Voir du « communautarisme » partout est une forme de paresse mentale répandue à gauche comme à droite
et que l'on risque de payer cher. Ce fut la grandeur de l'organisation sociale de notre République une et indivisible
que de réduire toute chose à l'unité, en homogénéisant les manières d'être. Mais, et ce n'est pas la première fois dans
l'histoire, on observe une saturation de cet idéal unitaire. Réaffirmation de la diversité, enracinements locaux, spécificités
langagières et artistiques, économie participative, rassemblement autour d'une commune origine, réelle ou mythifiée :
tout est bon pour accentuer des formes de vie dont le fondement est moins la raison universelle que le sentiment partagé.

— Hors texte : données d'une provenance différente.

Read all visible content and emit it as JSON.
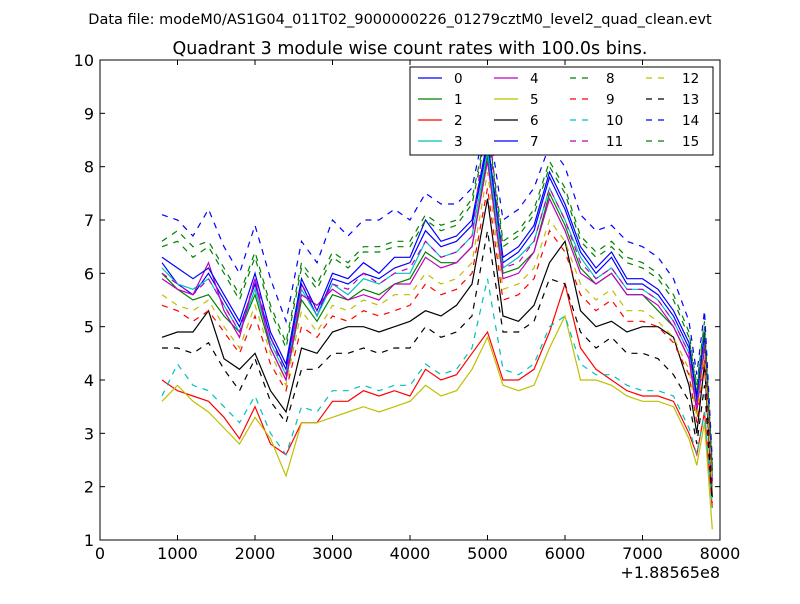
{
  "header": {
    "data_file": "Data file: modeM0/AS1G04_011T02_9000000226_01279cztM0_level2_quad_clean.evt"
  },
  "chart_data": {
    "type": "line",
    "title": "Quadrant 3 module wise count rates with 100.0s bins.",
    "xlabel": "",
    "ylabel": "",
    "x_offset_label": "+1.88565e8",
    "xlim": [
      0,
      8000
    ],
    "ylim": [
      1,
      10
    ],
    "xticks": [
      0,
      1000,
      2000,
      3000,
      4000,
      5000,
      6000,
      7000,
      8000
    ],
    "yticks": [
      1,
      2,
      3,
      4,
      5,
      6,
      7,
      8,
      9,
      10
    ],
    "xtick_labels": [
      "0",
      "1000",
      "2000",
      "3000",
      "4000",
      "5000",
      "6000",
      "7000",
      "8000"
    ],
    "ytick_labels": [
      "1",
      "2",
      "3",
      "4",
      "5",
      "6",
      "7",
      "8",
      "9",
      "10"
    ],
    "grid": false,
    "legend_position": "top-right",
    "legend_columns": 4,
    "x": [
      800,
      1000,
      1200,
      1400,
      1600,
      1800,
      2000,
      2200,
      2400,
      2600,
      2800,
      3000,
      3200,
      3400,
      3600,
      3800,
      4000,
      4200,
      4400,
      4600,
      4800,
      5000,
      5200,
      5400,
      5600,
      5800,
      6000,
      6200,
      6400,
      6600,
      6800,
      7000,
      7200,
      7400,
      7600,
      7700,
      7800,
      7900
    ],
    "series": [
      {
        "name": "0",
        "color": "#0000ff",
        "dash": "solid",
        "values": [
          6.2,
          5.8,
          5.6,
          6.0,
          5.5,
          5.0,
          5.8,
          4.8,
          4.2,
          5.8,
          5.2,
          5.9,
          5.8,
          6.0,
          5.9,
          6.1,
          6.2,
          6.8,
          6.5,
          6.6,
          6.9,
          8.4,
          6.2,
          6.4,
          6.8,
          7.8,
          7.2,
          6.4,
          6.0,
          6.3,
          5.8,
          5.8,
          5.6,
          5.2,
          4.6,
          3.6,
          4.8,
          2.2
        ]
      },
      {
        "name": "1",
        "color": "#008000",
        "dash": "solid",
        "values": [
          6.0,
          5.7,
          5.5,
          5.6,
          5.2,
          4.9,
          5.6,
          4.6,
          4.0,
          5.5,
          5.1,
          5.6,
          5.5,
          5.7,
          5.6,
          5.8,
          5.9,
          6.4,
          6.2,
          6.2,
          6.5,
          8.2,
          6.0,
          6.1,
          6.4,
          7.5,
          6.9,
          6.1,
          5.8,
          6.0,
          5.6,
          5.6,
          5.3,
          5.0,
          4.4,
          3.5,
          4.6,
          2.1
        ]
      },
      {
        "name": "2",
        "color": "#ff0000",
        "dash": "solid",
        "values": [
          4.0,
          3.8,
          3.7,
          3.6,
          3.3,
          2.9,
          3.5,
          2.8,
          2.6,
          3.2,
          3.2,
          3.6,
          3.6,
          3.8,
          3.7,
          3.8,
          3.7,
          4.2,
          4.0,
          4.1,
          4.5,
          4.9,
          4.0,
          4.0,
          4.2,
          4.9,
          5.8,
          4.6,
          4.2,
          4.0,
          3.8,
          3.7,
          3.7,
          3.6,
          3.0,
          2.6,
          3.4,
          1.6
        ]
      },
      {
        "name": "3",
        "color": "#00bfbf",
        "dash": "solid",
        "values": [
          6.1,
          5.8,
          5.7,
          5.9,
          5.4,
          4.9,
          5.7,
          4.7,
          4.1,
          5.7,
          5.2,
          5.8,
          5.6,
          5.9,
          5.8,
          6.0,
          6.0,
          6.6,
          6.3,
          6.4,
          6.7,
          8.3,
          6.1,
          6.3,
          6.6,
          7.6,
          7.0,
          6.3,
          5.9,
          6.1,
          5.7,
          5.7,
          5.5,
          5.1,
          4.5,
          3.5,
          4.7,
          2.1
        ]
      },
      {
        "name": "4",
        "color": "#bf00bf",
        "dash": "solid",
        "values": [
          5.9,
          5.7,
          5.6,
          6.2,
          5.3,
          4.8,
          5.9,
          4.6,
          4.0,
          5.6,
          5.4,
          5.7,
          5.5,
          5.6,
          5.5,
          5.8,
          5.8,
          6.3,
          6.1,
          6.2,
          6.5,
          8.1,
          5.9,
          6.0,
          6.4,
          7.4,
          6.8,
          6.0,
          5.8,
          6.0,
          5.6,
          5.6,
          5.4,
          5.0,
          4.4,
          3.4,
          4.6,
          2.0
        ]
      },
      {
        "name": "5",
        "color": "#bfbf00",
        "dash": "solid",
        "values": [
          3.6,
          3.9,
          3.6,
          3.4,
          3.1,
          2.8,
          3.3,
          2.9,
          2.2,
          3.2,
          3.2,
          3.3,
          3.4,
          3.5,
          3.4,
          3.5,
          3.6,
          3.9,
          3.7,
          3.8,
          4.2,
          4.8,
          3.9,
          3.8,
          3.9,
          4.6,
          5.2,
          4.0,
          4.0,
          3.9,
          3.7,
          3.6,
          3.6,
          3.5,
          2.9,
          2.4,
          3.2,
          1.2
        ]
      },
      {
        "name": "6",
        "color": "#000000",
        "dash": "solid",
        "values": [
          4.8,
          4.9,
          4.9,
          5.3,
          4.4,
          4.2,
          4.5,
          3.8,
          3.4,
          4.6,
          4.5,
          4.9,
          5.0,
          5.0,
          4.9,
          5.0,
          5.1,
          5.3,
          5.2,
          5.4,
          5.8,
          7.4,
          5.2,
          5.1,
          5.4,
          6.2,
          6.6,
          5.3,
          5.0,
          5.1,
          4.9,
          5.0,
          5.0,
          4.8,
          3.9,
          3.0,
          4.3,
          1.8
        ]
      },
      {
        "name": "7",
        "color": "#0000ff",
        "dash": "solid",
        "values": [
          6.3,
          6.1,
          5.9,
          6.1,
          5.6,
          5.1,
          6.0,
          4.9,
          4.3,
          5.9,
          5.3,
          6.0,
          5.9,
          6.2,
          6.0,
          6.3,
          6.3,
          7.0,
          6.6,
          6.7,
          7.0,
          8.5,
          6.3,
          6.5,
          6.9,
          7.9,
          7.3,
          6.5,
          6.1,
          6.4,
          5.9,
          5.9,
          5.7,
          5.3,
          4.7,
          3.7,
          4.9,
          2.3
        ]
      },
      {
        "name": "8",
        "color": "#008000",
        "dash": "dashed",
        "values": [
          6.6,
          6.8,
          6.5,
          6.6,
          6.1,
          5.6,
          6.4,
          5.4,
          4.7,
          6.2,
          5.8,
          6.4,
          6.2,
          6.5,
          6.5,
          6.6,
          6.6,
          7.1,
          6.9,
          7.0,
          7.4,
          8.8,
          6.6,
          6.8,
          7.2,
          8.1,
          7.6,
          6.7,
          6.4,
          6.6,
          6.3,
          6.2,
          6.0,
          5.6,
          4.9,
          3.9,
          5.1,
          2.4
        ]
      },
      {
        "name": "9",
        "color": "#ff0000",
        "dash": "dashed",
        "values": [
          5.4,
          5.3,
          5.1,
          5.3,
          4.9,
          4.5,
          5.2,
          4.3,
          3.8,
          5.0,
          4.8,
          5.2,
          5.1,
          5.3,
          5.2,
          5.3,
          5.4,
          5.8,
          5.6,
          5.7,
          6.0,
          7.6,
          5.5,
          5.6,
          5.9,
          6.8,
          6.4,
          5.6,
          5.3,
          5.5,
          5.1,
          5.1,
          5.0,
          4.7,
          4.1,
          3.2,
          4.4,
          1.9
        ]
      },
      {
        "name": "10",
        "color": "#00bfbf",
        "dash": "dashed",
        "values": [
          3.7,
          4.3,
          3.9,
          3.8,
          3.5,
          3.2,
          3.7,
          3.0,
          2.6,
          3.5,
          3.4,
          3.8,
          3.8,
          3.9,
          3.8,
          3.9,
          3.9,
          4.3,
          4.1,
          4.2,
          4.6,
          5.9,
          4.2,
          4.1,
          4.3,
          5.0,
          5.2,
          4.3,
          4.1,
          4.1,
          3.9,
          3.8,
          3.8,
          3.7,
          3.1,
          2.6,
          3.4,
          1.6
        ]
      },
      {
        "name": "11",
        "color": "#bf00bf",
        "dash": "dashed",
        "values": [
          6.0,
          5.8,
          5.6,
          5.9,
          5.4,
          4.9,
          5.9,
          4.8,
          4.1,
          5.8,
          5.3,
          5.8,
          5.7,
          6.0,
          5.8,
          6.0,
          6.1,
          6.6,
          6.3,
          6.4,
          6.7,
          9.1,
          6.1,
          6.2,
          6.6,
          7.6,
          7.0,
          6.2,
          5.9,
          6.1,
          5.7,
          5.7,
          5.5,
          5.1,
          4.5,
          3.5,
          4.7,
          2.1
        ]
      },
      {
        "name": "12",
        "color": "#bfbf00",
        "dash": "dashed",
        "values": [
          5.6,
          5.4,
          5.3,
          5.5,
          5.0,
          4.6,
          5.4,
          4.5,
          3.9,
          5.3,
          4.9,
          5.4,
          5.3,
          5.5,
          5.4,
          5.6,
          5.6,
          6.0,
          5.8,
          5.9,
          6.2,
          7.9,
          5.7,
          5.8,
          6.1,
          7.0,
          6.6,
          5.8,
          5.5,
          5.7,
          5.3,
          5.3,
          5.1,
          4.8,
          4.2,
          3.3,
          4.5,
          2.0
        ]
      },
      {
        "name": "13",
        "color": "#000000",
        "dash": "dashed",
        "values": [
          4.6,
          4.6,
          4.5,
          4.7,
          4.2,
          3.8,
          4.4,
          3.6,
          3.2,
          4.2,
          4.2,
          4.5,
          4.5,
          4.6,
          4.5,
          4.6,
          4.6,
          5.0,
          4.8,
          4.9,
          5.2,
          6.8,
          4.9,
          4.9,
          5.1,
          5.9,
          5.8,
          4.9,
          4.6,
          4.8,
          4.5,
          4.5,
          4.4,
          4.1,
          3.6,
          2.8,
          3.9,
          1.7
        ]
      },
      {
        "name": "14",
        "color": "#0000ff",
        "dash": "dashed",
        "values": [
          7.1,
          7.0,
          6.7,
          7.2,
          6.5,
          6.0,
          6.9,
          5.9,
          5.1,
          6.6,
          6.2,
          7.0,
          6.7,
          7.0,
          7.0,
          7.2,
          7.0,
          7.5,
          7.3,
          7.3,
          7.6,
          9.0,
          7.0,
          7.2,
          7.6,
          8.4,
          8.0,
          7.1,
          6.8,
          6.9,
          6.6,
          6.5,
          6.3,
          5.9,
          5.1,
          4.1,
          5.3,
          2.5
        ]
      },
      {
        "name": "15",
        "color": "#008000",
        "dash": "dashed",
        "values": [
          6.5,
          6.6,
          6.3,
          6.5,
          6.0,
          5.5,
          6.3,
          5.3,
          4.6,
          6.1,
          5.7,
          6.3,
          6.1,
          6.4,
          6.4,
          6.5,
          6.5,
          7.0,
          6.8,
          6.9,
          7.3,
          8.7,
          6.5,
          6.7,
          7.1,
          8.0,
          7.5,
          6.6,
          6.3,
          6.5,
          6.2,
          6.1,
          5.9,
          5.5,
          4.8,
          3.8,
          5.0,
          2.3
        ]
      }
    ]
  }
}
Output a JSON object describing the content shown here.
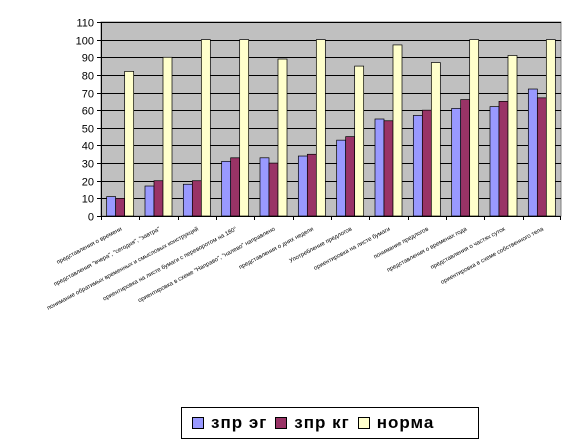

Qu'elles soient géographiques, sexuelles, musicales, religieuses, sportives, culturelles, les communautés s'affichent
dans l'espace public. Un constat qu'il est puéril de dénier et malsain de stigmatiser, au nom d'une conception vieillissante et étroite de la France. L'unité nationale peut se vivre dans la conjonction, a posteriori, de valeurs différentes voire
opposées, en équilibre conflictuel, cause et effet de la vitalité des tribus postmodernes. L'on serait bien inspiré de tourner
le dos à notre intégrisme laïc pour accompagner la force de ce pluralisme et éviter que l'idéal communautaire refoulé
ne devienne totalement immaîtrisable.